A complex competition between kinetic energy usually determines the electronic characteristics of condensed matter.
The aim of this kinetic energy is to superimpose and delocalize electronic wave functions over the crystal lattice, and localize the interactions between electrons. On the contrary, the gaseous phase is defined by valence electrons that are closely localized around the cores of ionic atoms in discrete quantum states that have well-defined energies.
As an unusual hybrid of both scenarios, individuals may speculate about the state of matter that is likely to be generated when a gas of separated atoms is abruptly activated to a state, where electronic wave functions spatially superimpose just like in a solid. But so far, it has been impossible to create such an exotic phase of matter at the theoretical level.
In a new study, Professor Kenji Ohmori from the Institute for Molecular Science, National Institutes of Natural Sciences in Japan, and his colleagues have now achieved this unusual hybrid with superimposing high-lying electronic (Rydberg) wave-functions produced coherently in less than 10 picoseconds (pico is equal to one trillionth). This feat was achieved by performing ultrafast laser excitation in an artificial micro-crystal of ultracold atoms.
The extent of spatial overlap is intensely adjusted with accuracy and precision of almost 50 nm (nano is equal to one billionth). This unusual metal-like quantum gas under excellent control and long-lived, decaying in nanoseconds, paves the way for a whole new regime of many-body physics for replicating the ultrafast many-body electron dynamics governed by Coulomb interactions.
The experiment was carried out with a group of 30,000 rubidium atoms existing in the gas phase. The rubidium atoms were cooled to a less than 10-millionth of 1 K temperature, over an absolute zero temperature by laser and evaporative cooling.
Such ultracold atoms that exist in the energetically lowest quantum state, called a Bose-Einstein condensate, are placed into a cubic lattice of optical traps developed using counter-propagating laser beams. This results in an artificial micro-crystal containing 30,000 atoms, with a nearest neighbor distance of 0.5 µm.

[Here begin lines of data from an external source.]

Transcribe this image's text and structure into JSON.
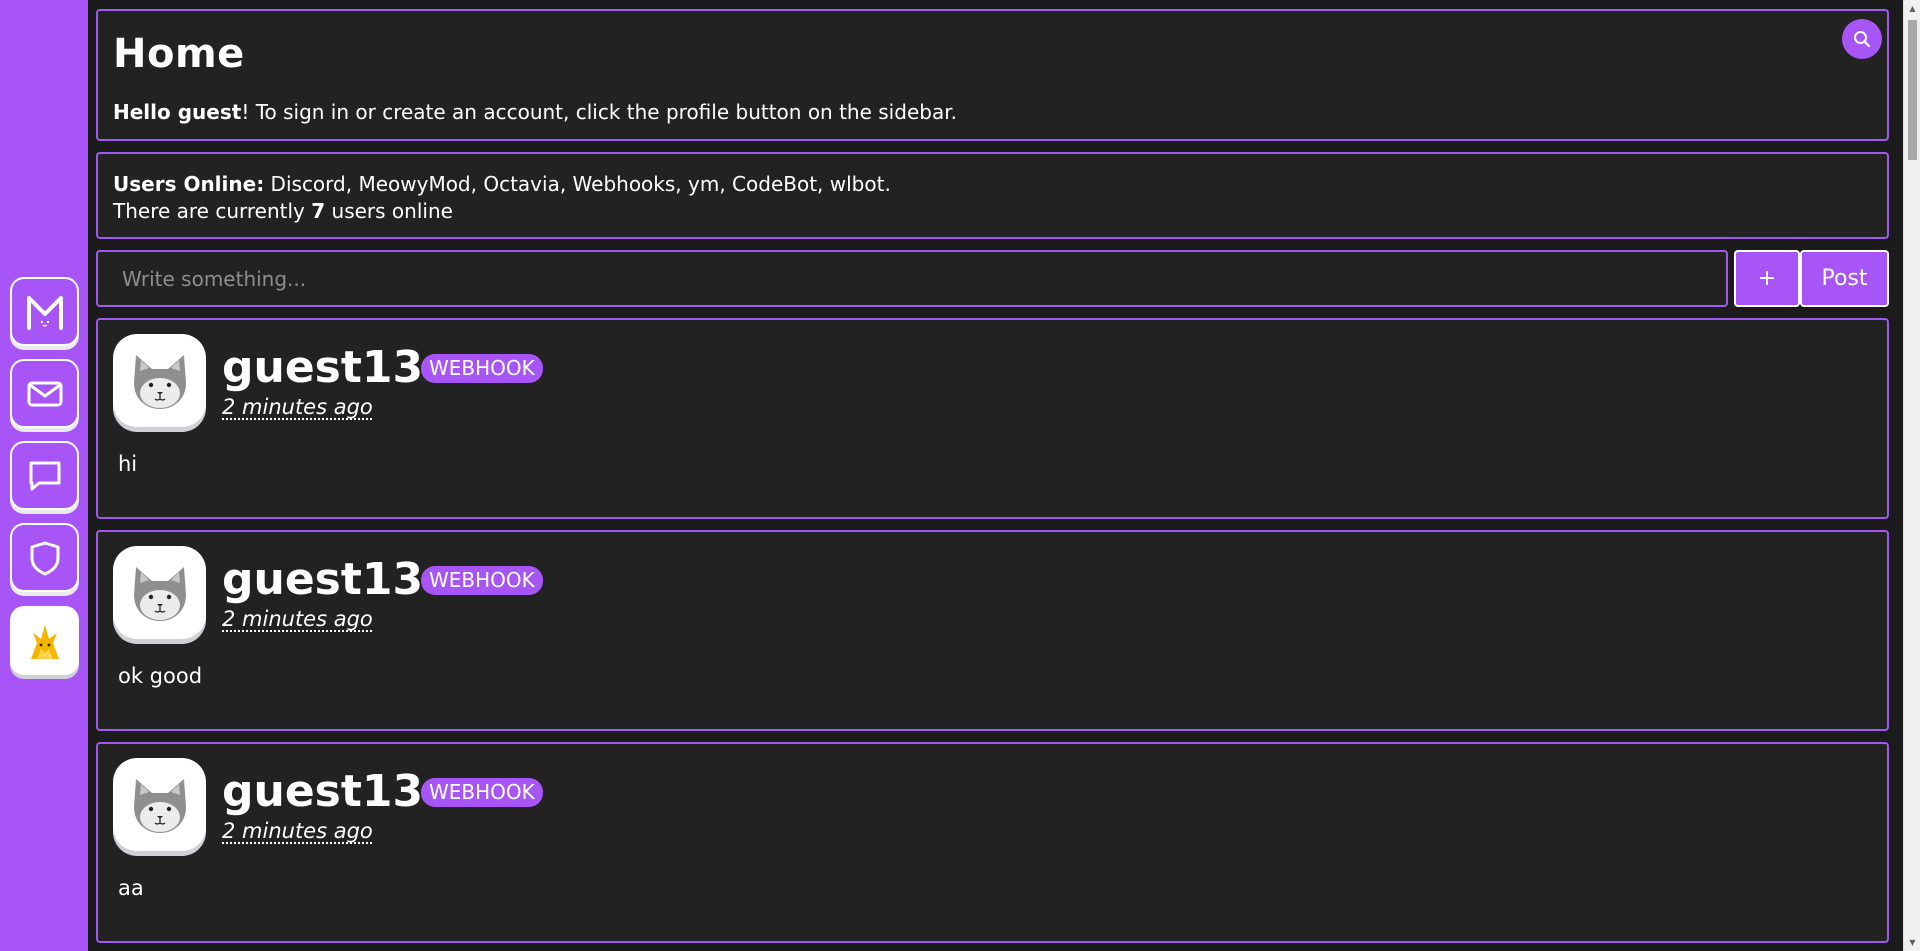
{
  "sidebar": {
    "items": [
      {
        "name": "meower-logo",
        "icon": "m-logo-icon"
      },
      {
        "name": "inbox",
        "icon": "mail-icon"
      },
      {
        "name": "chats",
        "icon": "chat-bubble-icon"
      },
      {
        "name": "moderation",
        "icon": "shield-icon"
      },
      {
        "name": "profile",
        "icon": "avatar-icon"
      }
    ]
  },
  "header": {
    "title": "Home",
    "greeting_bold": "Hello guest",
    "greeting_rest": "! To sign in or create an account, click the profile button on the sidebar.",
    "search_icon": "search-icon"
  },
  "online": {
    "label": "Users Online:",
    "users": " Discord, MeowyMod, Octavia, Webhooks, ym, CodeBot, wlbot.",
    "count_prefix": "There are currently ",
    "count": "7",
    "count_suffix": " users online"
  },
  "composer": {
    "placeholder": "Write something...",
    "plus_label": "+",
    "post_label": "Post"
  },
  "posts": [
    {
      "author": "guest13",
      "badge": "WEBHOOK",
      "time": "2 minutes ago",
      "body": "hi"
    },
    {
      "author": "guest13",
      "badge": "WEBHOOK",
      "time": "2 minutes ago",
      "body": "ok good"
    },
    {
      "author": "guest13",
      "badge": "WEBHOOK",
      "time": "2 minutes ago",
      "body": "aa"
    }
  ],
  "colors": {
    "accent": "#a855f7",
    "background": "#1b1b1b",
    "panel": "#222222",
    "panel_border": "#9f59f0"
  }
}
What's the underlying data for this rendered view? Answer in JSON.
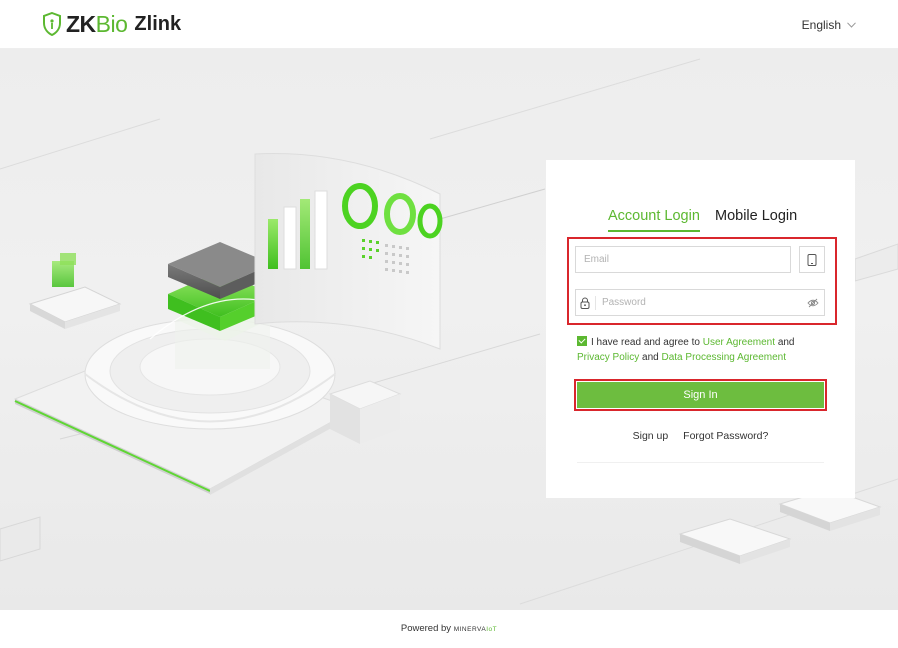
{
  "header": {
    "logo_zk": "ZK",
    "logo_bio": "Bio",
    "logo_product": "Zlink",
    "language": "English"
  },
  "login": {
    "tabs": [
      {
        "label": "Account Login",
        "active": true
      },
      {
        "label": "Mobile Login",
        "active": false
      }
    ],
    "email_placeholder": "Email",
    "password_placeholder": "Password",
    "agree": {
      "prefix": "I have read and agree to",
      "user_agreement": "User Agreement",
      "and1": "and",
      "privacy_policy": "Privacy Policy",
      "and2": "and",
      "data_processing": "Data Processing Agreement",
      "checked": true
    },
    "sign_in": "Sign In",
    "sign_up": "Sign up",
    "forgot_password": "Forgot Password?"
  },
  "footer": {
    "powered_by": "Powered by",
    "brand_main": "MINERVA",
    "brand_suffix": "IoT"
  },
  "colors": {
    "brand_green": "#5cb831",
    "button_green": "#6dbd3f",
    "highlight_red": "#d9262c"
  },
  "icons": {
    "logo": "shield-logo-icon",
    "language": "chevron-down-icon",
    "phone": "phone-icon",
    "lock": "lock-icon",
    "visibility": "eye-off-icon",
    "checkbox": "checkbox-checked-icon"
  }
}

Measuring a few tens of micrometers in size, this micro-crystal was subsequently irradiated with an ultrashort laser pulse, the pulse width of which was 10 picoseconds.
The researchers then noticed that an electron limited to each of the adjacent atoms was activated to its massive electronic orbital (Rydberg orbital)), so that the atoms spatially superimposed with one another. The extent of the overlap was finely regulated with precision and accuracy of almost 50 nm by altering the laser frequency that chooses the orbital.
When the orbitals of such loosely coupled electrons superimpose one another and the atoms begin to share their orbitals, they ultimately enter into a novel metal-like quantum-gas regime. For the first time, Professor Ohmori and his colleagues have successfully produced a metal-like quantum gas.
It is hoped that this unusual matter phase will serve as a path-breaking route for quantum replication of ultrafast many-body electron dynamics governed by Coulomb interactions. Such a platform would improve one’s interpretation of physical characteristics of matter, like magnetism and superconductivity, and may play a role in disruptive breakthrough in the development of novel functional materials.
Mizoguchi, M., et al. (2020) Ultrafast Creation of Overlapping Rydberg Electrons in an Atomic BEC and Mott-Insulator Lattice. Physical Review Letters. doi.org/10.1103/PhysRevLett.124.253201.